ICYMI: I explain my method here. This is the master document, containing my up-to-date all-time rankings list.
Incredible (A+)
22 Short Films About Springfield
Lisa the Vegetarian
Excellent (A)
A Fish Called Selma
King-Size Homer
Bart Sells His Soul
Treehouse of Horror VI
Scenes from the Class Struggle in Springfield
Great (A-)
The Day the Violence Died
Two Bad Neighbors
Home Sweet Homediddly-Dum-Doodily
Bart on the Road
Homer the Smithers
Much Apu About Nothing
Marge Be Not Proud
Team Homer
Mother Simpson
Lisa the Iconoclast
Who Shot Mr Burns [Pt. 2]
Radioactive Man
Bart the Fink
Raging Abe Simpson and His Grumbling Grandson in 'The Curse of the Flying Hellfish'
Homerpalooza
Summer of 4’2
Good (B)
Sideshow Bob's Last Gleaming
Almost Good (C+)
138th Episode Spectacular
Season Seven Rankings
Average Category Score + (Change from S6 → S7):
Characters: 8.33 (-0.09)
Laughs: 8.35 (-0.10)
Artistry: 8.49 (-0.01)
Story: 8.30 (+0.05)
Setting: 8.34 (-0.16)
Irreverence: 8.16 (-0.18)
Classic-ness: 8.41 (+/- 0)
Total: 8.34 (-0.07)
Average Episode Score: A-
Only Improved Category:
Story
If we consider a Top-Tier(s) Episode to be an A or an A+, this is how frequently they come through over the last few seasons:
S3: 3/24 = 8%
S4: 8/22 = 36%
S5: 11/22 = 50%
S6: 13/25= 52%
S7: 7/25 = 28%
Accordingly, Season Seven has a whopping 16 episodes coming in at A-, meaning 64% of the season hits ‘Great’ territory, short of the rate of Excellence / the Top Tier(s) established in seasons 4, 5, and 6.
On the plus side, only two episodes fall short of Great, and one is a clip show (those never do well on this scale, which seems right). 16, however, is lot of A-minus episodes. Feels like too many. And so, despite the scale showing S7 barely edging out S4 according to average episode score, there’s still a legitimate reason to prefer the latter: one symbolizes the show’s ascent, the other the beginning of its descent into a steadily Great, rarely Excellent show. Excellence matters—especially when measured by how often Top Tier episodes appear— and S7 tracks at pre-prime levels of it.
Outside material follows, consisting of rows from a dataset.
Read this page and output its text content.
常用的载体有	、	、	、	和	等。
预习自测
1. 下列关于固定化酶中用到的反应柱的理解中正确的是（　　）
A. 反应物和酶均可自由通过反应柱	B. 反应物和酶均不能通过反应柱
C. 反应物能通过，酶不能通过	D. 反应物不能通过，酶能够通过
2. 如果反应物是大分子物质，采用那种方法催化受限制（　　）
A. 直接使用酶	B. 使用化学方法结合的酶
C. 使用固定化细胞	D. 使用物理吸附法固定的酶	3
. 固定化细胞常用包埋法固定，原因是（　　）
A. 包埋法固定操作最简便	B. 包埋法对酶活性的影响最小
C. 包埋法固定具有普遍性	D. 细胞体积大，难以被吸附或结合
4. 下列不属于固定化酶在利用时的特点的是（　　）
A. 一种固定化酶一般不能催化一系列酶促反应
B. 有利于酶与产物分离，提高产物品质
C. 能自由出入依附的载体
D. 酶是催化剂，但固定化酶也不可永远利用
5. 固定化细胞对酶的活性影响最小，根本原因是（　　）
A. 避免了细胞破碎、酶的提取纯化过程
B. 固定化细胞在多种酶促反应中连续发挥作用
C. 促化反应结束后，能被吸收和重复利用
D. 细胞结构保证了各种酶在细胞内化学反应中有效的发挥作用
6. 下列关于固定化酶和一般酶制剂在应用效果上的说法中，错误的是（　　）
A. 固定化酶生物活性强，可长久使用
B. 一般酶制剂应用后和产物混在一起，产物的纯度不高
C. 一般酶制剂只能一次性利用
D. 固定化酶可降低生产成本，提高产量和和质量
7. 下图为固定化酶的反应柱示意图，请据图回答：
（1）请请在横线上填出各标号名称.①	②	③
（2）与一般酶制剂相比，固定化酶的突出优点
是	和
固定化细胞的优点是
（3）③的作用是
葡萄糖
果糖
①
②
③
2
Is Season 7 a bad season? Not at all. There are so many classic moments and a few of the best episodes in the entire series, I think. But at times it leans too heavily on what’s already been established as funny about its characters, instead of taking them in fresh directions. Often, characters are guided by weird drives and motivations that don’t even seem to make sense with what we know about them… Why is Homer suddenly a diehard Rock & Roll historian in Homerpalooza? He’s never known so much about anything else. How did Burns get strong enough to kick Bart to the bottom of the sea in the Fighting Hellfish episode? His whole bit is how horribly weak he is. Why do several episodes try to make me care about Milhouse in a way that isn’t particularly funny, and how did they manage to make such a mediocre Sideshow Bob episode? And so on.
Now, these Character category nitpicks, flaws, and oddities are of course balanced out by greatness. A full-episode character study on Troy McClure? Amazing. An extremely rare, enduring character change in which Lisa levels up in her principles and becomes- and remains- a vegetarian? Breakthrough stuff. 22 Short Films? In some ways it’s the best Character episode of all time.
It’s a good season. Two episodes, as of writing this, are alive and well in the Top 10 (22 Short Films About Springfield and Lisa the Vegetarian). Another two make the Top 20— (A Fish Called Selma and King-Size Homer). The highs are still high. It’s just that the average episode comes across as much more flawed than the last few seasons…
Unlike S4, S7 actually aligns more closely with S3 in its Top-Tier episode rate than it is to S5 and S6— a sign that could be a bleak one. Looking ahead to Season Eight, I predict the show will recover in a few categories, and hope it does— I would be surprised to see a number as low as 28% hit the Top Tier(s). And yet, as we know, it will only be a matter of time before it becomes the norm.